Intercourse among persons of the same sex tends to be impulsive and promiscuous, often impersonal, and even anonymous.  Homosexual pairings, in turn, tend to be unstable and nonexclusive.

These days, however, a good deal of intercourse among persons of opposite sex also tends to be impulsive, promiscuous, impersonal, and even anonymous, and a great many heterosexual pairings are also unstable and nonexclusive.

Some activists say the reason for the trend is that people are “learning” from persons with same-sex desires.  The popular media bombard us with articles with titles like “what gay men can teach us about sex outside of marriage.”  Though the influence of propaganda on young, confused, or impressionable persons should never be discounted, I don’t think this is the main reason.

What then?  My guess is this.  Just as same-sex intercourse is incapable of being procreative, among many persons today opposite-sex intercourse is not intended to be procreative either.  This matters, for knowing that the way we come together sexually is the same way we make children has a way of concentrating the mind.  But knowing that it isn’t – or that it is, but that we are denying its procreative meaning and purpose -- has a way of dissipating it.
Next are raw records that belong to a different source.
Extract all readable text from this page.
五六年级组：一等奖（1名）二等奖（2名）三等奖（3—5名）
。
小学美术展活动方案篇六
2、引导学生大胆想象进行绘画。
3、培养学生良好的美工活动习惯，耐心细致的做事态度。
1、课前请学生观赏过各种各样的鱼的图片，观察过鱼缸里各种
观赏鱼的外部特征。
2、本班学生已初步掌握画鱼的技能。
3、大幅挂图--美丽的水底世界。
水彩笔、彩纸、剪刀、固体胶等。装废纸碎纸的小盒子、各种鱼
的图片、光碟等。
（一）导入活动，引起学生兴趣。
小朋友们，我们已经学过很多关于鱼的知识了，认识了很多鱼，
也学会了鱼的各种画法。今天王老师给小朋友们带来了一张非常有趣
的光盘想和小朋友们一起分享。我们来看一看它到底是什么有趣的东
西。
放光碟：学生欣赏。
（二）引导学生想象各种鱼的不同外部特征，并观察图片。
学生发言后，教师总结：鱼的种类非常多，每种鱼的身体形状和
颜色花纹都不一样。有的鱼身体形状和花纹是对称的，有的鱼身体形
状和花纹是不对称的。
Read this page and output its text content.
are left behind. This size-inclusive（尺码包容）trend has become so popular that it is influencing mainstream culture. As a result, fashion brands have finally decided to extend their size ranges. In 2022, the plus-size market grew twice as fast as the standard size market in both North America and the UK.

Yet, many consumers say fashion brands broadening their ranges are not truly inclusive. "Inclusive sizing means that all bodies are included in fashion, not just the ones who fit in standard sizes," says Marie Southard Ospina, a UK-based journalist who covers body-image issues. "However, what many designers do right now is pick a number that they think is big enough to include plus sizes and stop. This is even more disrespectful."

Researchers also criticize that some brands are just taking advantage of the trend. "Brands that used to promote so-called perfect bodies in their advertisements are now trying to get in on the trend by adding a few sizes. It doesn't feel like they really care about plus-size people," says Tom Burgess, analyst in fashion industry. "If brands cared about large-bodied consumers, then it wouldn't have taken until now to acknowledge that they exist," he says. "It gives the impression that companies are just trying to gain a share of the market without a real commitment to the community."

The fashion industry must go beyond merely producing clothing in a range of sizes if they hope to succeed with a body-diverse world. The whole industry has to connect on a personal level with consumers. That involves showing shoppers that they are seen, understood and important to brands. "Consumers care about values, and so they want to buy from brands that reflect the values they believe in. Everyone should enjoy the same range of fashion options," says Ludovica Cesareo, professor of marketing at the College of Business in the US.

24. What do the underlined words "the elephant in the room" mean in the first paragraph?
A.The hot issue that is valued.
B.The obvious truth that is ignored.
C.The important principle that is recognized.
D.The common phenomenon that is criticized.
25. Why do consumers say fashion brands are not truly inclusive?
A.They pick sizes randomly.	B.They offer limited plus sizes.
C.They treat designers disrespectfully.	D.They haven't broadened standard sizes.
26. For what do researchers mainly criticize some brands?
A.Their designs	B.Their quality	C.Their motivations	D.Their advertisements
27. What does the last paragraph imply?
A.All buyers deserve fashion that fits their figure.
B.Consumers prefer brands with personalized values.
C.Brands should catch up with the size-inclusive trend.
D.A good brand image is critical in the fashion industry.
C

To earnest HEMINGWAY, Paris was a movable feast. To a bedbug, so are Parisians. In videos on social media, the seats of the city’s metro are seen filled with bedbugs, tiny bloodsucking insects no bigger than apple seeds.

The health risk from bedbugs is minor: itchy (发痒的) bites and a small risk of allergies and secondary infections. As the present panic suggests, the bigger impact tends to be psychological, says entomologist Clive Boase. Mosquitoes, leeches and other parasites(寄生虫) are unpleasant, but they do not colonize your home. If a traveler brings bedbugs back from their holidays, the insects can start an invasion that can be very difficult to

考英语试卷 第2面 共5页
I don’t want to exaggerate, because behavioral trends are complex, and most people have not become wildly promiscuous.  In fact, statisticians say that among men who are attracted to women, and women who are attracted to men, the modal number of sexual partners over a lifetime hasn’t changed too much lately.  But they also say that the extreme is becoming more extreme.

And it is obviously losing its disgrace.

One cannot help asking how this change will affect the mainstream.  It is hard to remember now, but only a decade ago writers opined that if only homosexual behavior lost its social stigma, it would become more like heterosexual behavior.

The actuality of the matter is that at least among some population groups, heterosexual behavior is becoming more like homosexual behavior.